Comme l’indique la députée de Sainte-Marie-Saint-Jacques, elle parlait « deux fois par semaine avec le premier ministre comme les autres leaders de l’opposition ». S’il ne faisait aucun doute pour Manon Massé de soutenir les décisions préconisées par la santé publique du Québec, il aurait peut-être fallu être plus proactif pour venir en aide à toutes celles et ceux qui ont été durement touchés par le confinement. Retour avec la co-porte-parole de Québec Solidaire (QS) sur ces trois mois qui ont bouleversé notre quotidien.
Comment vivez-vous cette période inédite dans notre histoire?
Manon Massé: Tout d’abord, rappelons que dès le début de la pandémie, Québec solidaire a décidé de suivre les décisions du gouvernement et les recommandations de la santé publique. Mais dès le 1er avril, nous avons joué notre rôle en interpelant le gouvernement. Il fallait tirer la sonnette d’alerte et signaler au gouvernement les situations difficiles que rencontraient de nombreuses familles, entre autres parce que beaucoup auraient de la difficulté à payer leur loyer. Il fallait faire remonter au gouvernement toutes les situations inacceptables que la population vivait et tenter de trouver des moyens d’y remédier.
Comme les autres leaders de l’opposition, nous avons fait un paquet de propositions au premier ministre quand nous l’avions au téléphone afin de partager avec lui ce que nous entendions sur le terrain, qui démontrait une situation moins rose que celle évoquée par le premier ministre lors de ses points de presse. Il y avait aussi une forme de rétention de l’information lorsque que je m’adressais à la santé publique. On me répondait qu’il n’y avait qu’à écouter le directeur Horacio Arruda lors des points de presse.
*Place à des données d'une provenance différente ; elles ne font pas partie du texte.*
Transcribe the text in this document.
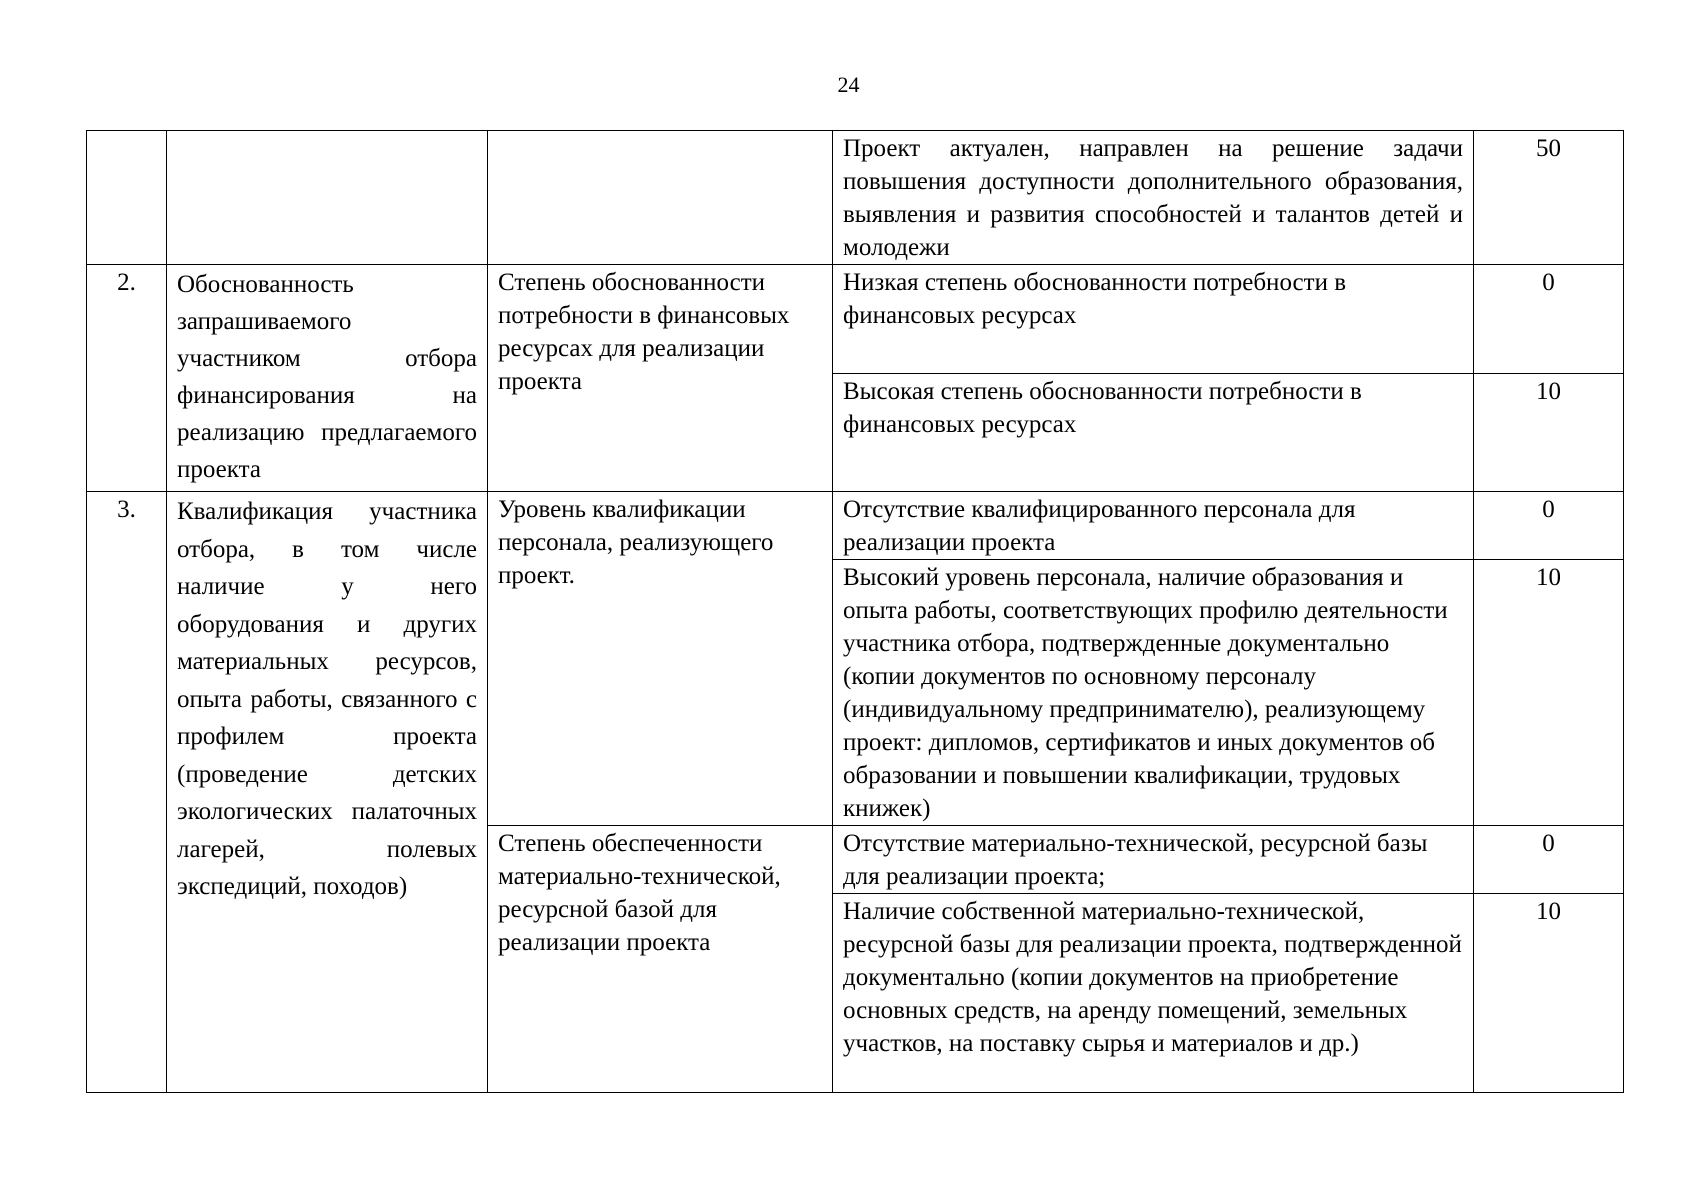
24
			Проект актуален, направлен на решение задачи повышения доступности дополнительного образования, выявления и развития способностей и талантов детей и молодежи	50
2.	Обоснованность запрашиваемого участником отбора финансирования на реализацию предлагаемого проекта	Степень обоснованности потребности в финансовых ресурсах для реализации проекта	Низкая степень обоснованности потребности в финансовых ресурсах	0
			Высокая степень обоснованности потребности в финансовых ресурсах	10
3.	Квалификация участника отбора, в том числе наличие у него оборудования и других материальных ресурсов, опыта работы, связанного с профилем проекта (проведение детских экологических палаточных лагерей, полевых экспедиций, походов)	Уровень квалификации персонала, реализующего проект.	Отсутствие квалифицированного персонала для реализации проекта	0
			Высокий уровень персонала, наличие образования и опыта работы, соответствующих профилю деятельности участника отбора, подтвержденные документально (копии документов по основному персоналу (индивидуальному предпринимателю), реализующему проект: дипломов, сертификатов и иных документов об образовании и повышении квалификации, трудовых книжек)	10
		Степень обеспеченности материально-технической, ресурсной базой для реализации проекта	Отсутствие материально-технической, ресурсной базы для реализации проекта;	0
			Наличие собственной материально-технической, ресурсной базы для реализации проекта, подтвержденной документально (копии документов на приобретение основных средств, на аренду помещений, земельных участков, на поставку сырья и материалов и др.)	10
Je n’avais accès à ni plus ni moins d’informations que celles qui étaient données à la population.
Il faut rappeler que le gouvernement Legault souhaitait que l’on passe moins de temps à «s’ostiner» et plus de temps à travailler ensemble. Cela n’a pas été le cas pendant la crise. À Québec Solidaire, nous sommes très attachés à la reddition de comptes, un des principes fondamentaux de la démocratie, et nous ne manquerons pas, comme nous avons déjà commencé à le faire, à demander des explications au gouvernement lors de la période des questions ou encore au cours des commissions parlementaires virtuelles.
Le déconfinement pour vous se fait-il assez vite, trop vite?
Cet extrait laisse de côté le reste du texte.